3566. — À M.  LE COMTE D’ARGENTAL.
Lausanne, 26 février.

Quand j’écris au roi de Prusse et à M.  l’abbé de Bernis sur des choses peu importantes, ils m’honorent d’une réponse dans la huitaine. J’écrivis à M.  Diderot, il y a deux mois, sur une affaire très-grave qui le regarde, et il ne me donna pas signe de vie[1]. Je demandai réponse par quatre ou cinq ordinaires, et je n’en obtins point.

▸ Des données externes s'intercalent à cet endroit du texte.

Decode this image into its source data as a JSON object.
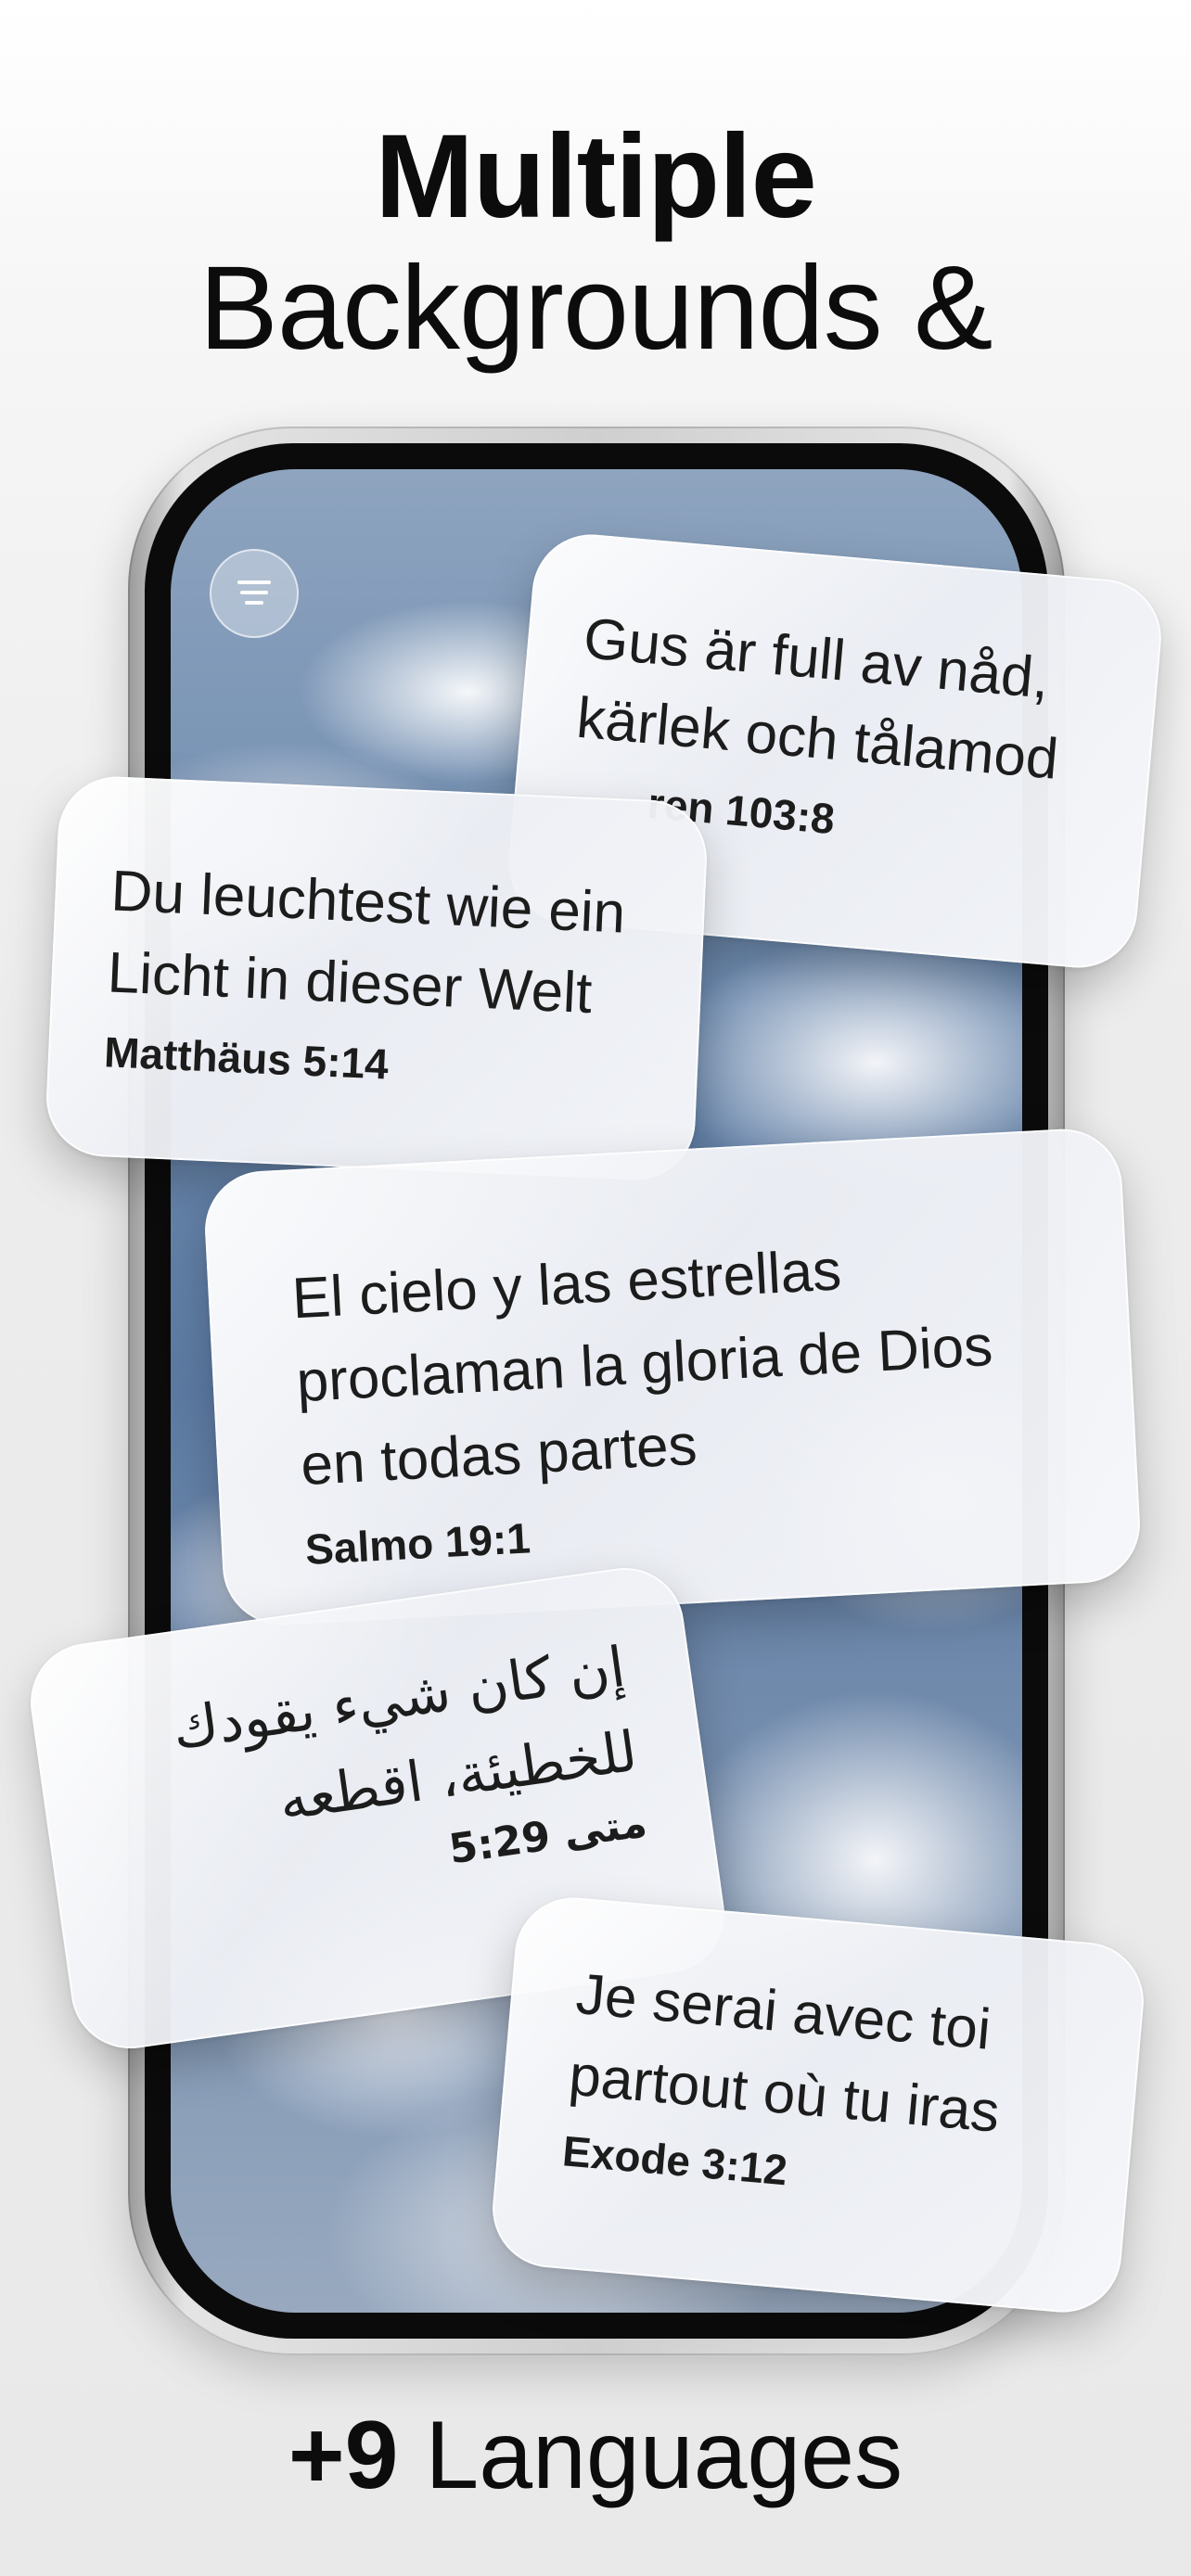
{
  "headline": {
    "line1": "Multiple",
    "line2": "Backgrounds &"
  },
  "footer": {
    "plus": "+9",
    "languages": "Languages"
  },
  "phone": {
    "menu_icon": "menu-icon"
  },
  "cards": {
    "swedish": {
      "verse_line1": "Gus är full av nåd,",
      "verse_line2": "kärlek och tålamod",
      "reference": "ren 103:8"
    },
    "german": {
      "verse_line1": "Du leuchtest wie ein",
      "verse_line2": "Licht in dieser Welt",
      "reference": "Matthäus 5:14"
    },
    "spanish": {
      "verse_line1": "El cielo y las estrellas",
      "verse_line2": "proclaman la gloria de Dios",
      "verse_line3": "en todas partes",
      "reference": "Salmo 19:1"
    },
    "arabic": {
      "verse_line1": "إن كان شيء يقودك",
      "verse_line2": "للخطيئة، اقطعه",
      "reference": "متى 5:29"
    },
    "french": {
      "verse_line1": "Je serai avec toi",
      "verse_line2": "partout où tu iras",
      "reference": "Exode 3:12"
    }
  }
}
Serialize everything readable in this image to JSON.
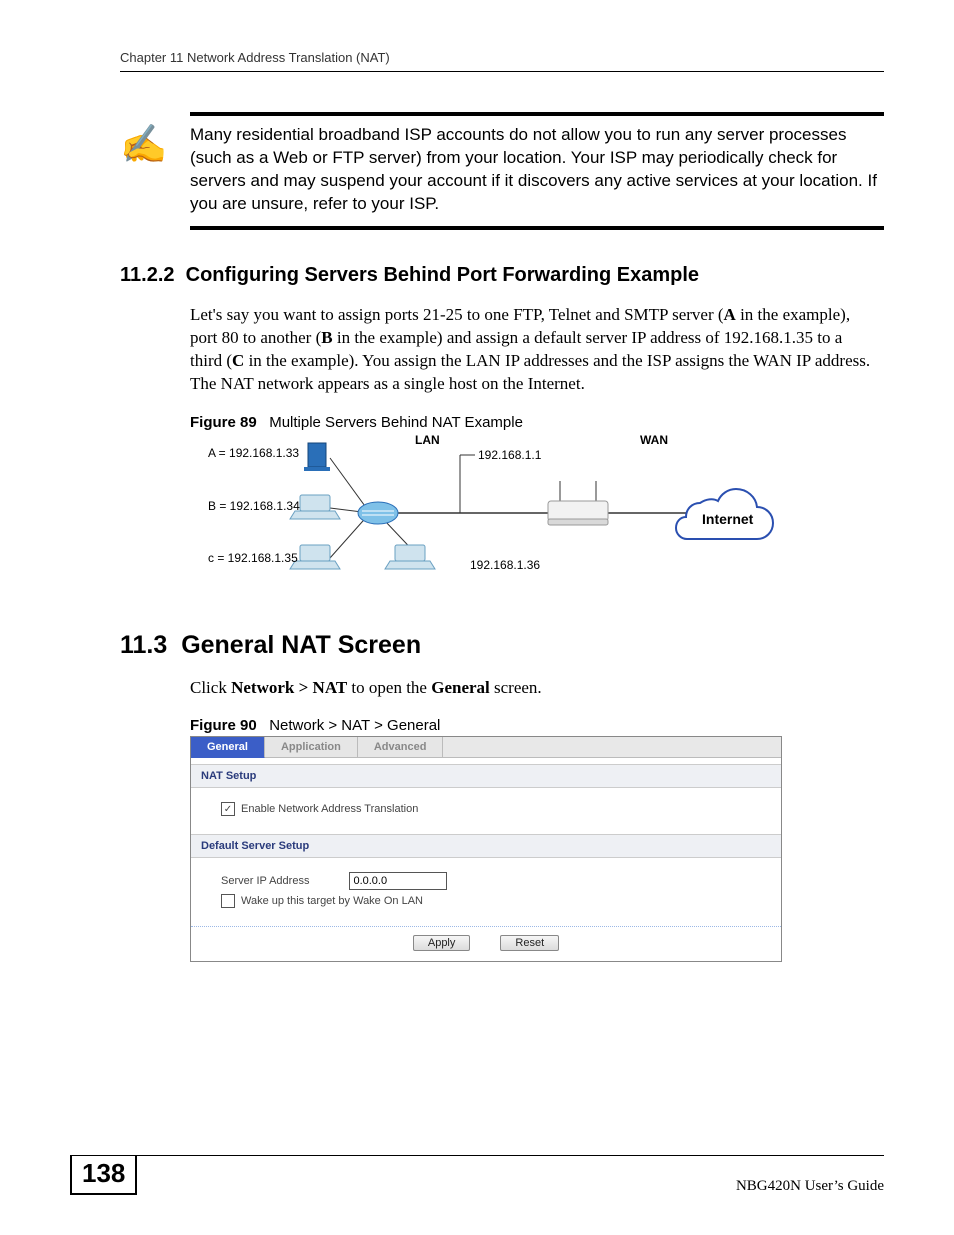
{
  "header": {
    "running_head": "Chapter 11 Network Address Translation (NAT)"
  },
  "note": {
    "icon": "✍",
    "text": "Many residential broadband ISP accounts do not allow you to run any server processes (such as a Web or FTP server) from your location. Your ISP may periodically check for servers and may suspend your account if it discovers any active services at your location. If you are unsure, refer to your ISP."
  },
  "section_1122": {
    "number": "11.2.2",
    "title": "Configuring Servers Behind Port Forwarding Example",
    "body_pre": "Let's say you want to assign ports 21-25 to one FTP, Telnet and SMTP server (",
    "A": "A",
    "body_mid1": " in the example), port 80 to another (",
    "B": "B",
    "body_mid2": " in the example) and assign a default server IP address of 192.168.1.35 to a third (",
    "C": "C",
    "body_end": " in the example). You assign the LAN IP addresses and the ISP assigns the WAN IP address. The NAT network appears as a single host on the Internet."
  },
  "figure89": {
    "label": "Figure 89",
    "caption": "Multiple Servers Behind NAT Example",
    "lan": "LAN",
    "wan": "WAN",
    "gateway_ip": "192.168.1.1",
    "router_ip": "192.168.1.36",
    "a_label": "A = 192.168.1.33",
    "b_label": "B = 192.168.1.34",
    "c_label": "c = 192.168.1.35",
    "internet": "Internet"
  },
  "section_113": {
    "number": "11.3",
    "title": "General NAT Screen",
    "body_pre": "Click ",
    "bold1": "Network > NAT",
    "body_mid": " to open the ",
    "bold2": "General",
    "body_end": " screen."
  },
  "figure90": {
    "label": "Figure 90",
    "caption": "Network > NAT > General"
  },
  "ui": {
    "tabs": {
      "general": "General",
      "application": "Application",
      "advanced": "Advanced"
    },
    "nat_setup_head": "NAT Setup",
    "enable_nat_label": "Enable Network Address Translation",
    "enable_nat_checked": "✓",
    "default_server_head": "Default Server Setup",
    "server_ip_label": "Server IP Address",
    "server_ip_value": "0.0.0.0",
    "wol_label": "Wake up this target by Wake On LAN",
    "apply": "Apply",
    "reset": "Reset"
  },
  "footer": {
    "page": "138",
    "guide": "NBG420N User’s Guide"
  }
}
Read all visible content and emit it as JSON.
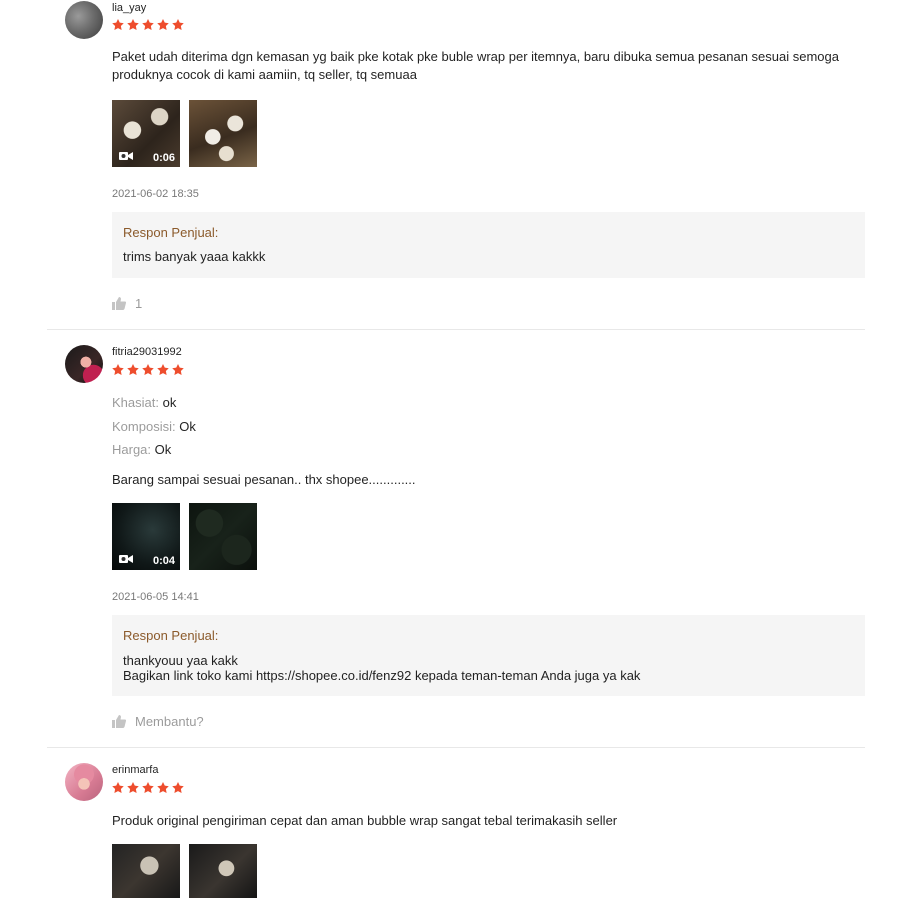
{
  "colors": {
    "star": "#ee4d2d",
    "response_title": "#8b5a2b",
    "response_bg": "#f5f5f5"
  },
  "reviews": [
    {
      "username": "lia_yay",
      "rating": 5,
      "text": "Paket udah diterima dgn kemasan yg baik pke kotak pke buble wrap per itemnya, baru dibuka semua pesanan sesuai semoga produknya cocok di kami aamiin, tq seller, tq semuaa",
      "media": [
        {
          "type": "video",
          "duration": "0:06"
        },
        {
          "type": "image"
        }
      ],
      "date": "2021-06-02 18:35",
      "seller_response": {
        "title": "Respon Penjual:",
        "lines": [
          "trims banyak yaaa kakkk"
        ]
      },
      "likes": "1"
    },
    {
      "username": "fitria29031992",
      "rating": 5,
      "attributes": [
        {
          "key": "Khasiat:",
          "value": "ok"
        },
        {
          "key": "Komposisi:",
          "value": "Ok"
        },
        {
          "key": "Harga:",
          "value": "Ok"
        }
      ],
      "text": "Barang sampai sesuai pesanan.. thx shopee.............",
      "media": [
        {
          "type": "video",
          "duration": "0:04"
        },
        {
          "type": "image"
        }
      ],
      "date": "2021-06-05 14:41",
      "seller_response": {
        "title": "Respon Penjual:",
        "lines": [
          "thankyouu yaa kakk",
          "Bagikan link toko kami https://shopee.co.id/fenz92 kepada teman-teman Anda juga ya kak"
        ]
      },
      "likes": "Membantu?"
    },
    {
      "username": "erinmarfa",
      "rating": 5,
      "text": "Produk original pengiriman cepat dan aman bubble wrap sangat tebal terimakasih seller",
      "media": [
        {
          "type": "image"
        },
        {
          "type": "image"
        }
      ]
    }
  ]
}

Je fis redemander mes lettres ; j’étais en droit de regarder ce procédé comme un outrage ; il a dû me blesser d’autant plus que j’ai été le partisan le plus déclaré de l’Encyclopédie ; j’ai même travaillé à une cinquantaine d’articles qu’on a bien voulu me confier ; je ne me suis point rebuté de la futilité des sujets qu’on m’abandonnait, ni du dégoût mortel que m’ont donné plusieurs articles de cette espèce, traités avec la même ineptie qu’on écrivait autrefois le Mercure galant, et qui déshonorent un monument élevé à la gloire de la nation. Personne ne s’est intéressé plus vivement que moi à M.  Diderot et à son entreprise. Plus cet intérêt est ardent, plus j’ai dû être outré de son procédé.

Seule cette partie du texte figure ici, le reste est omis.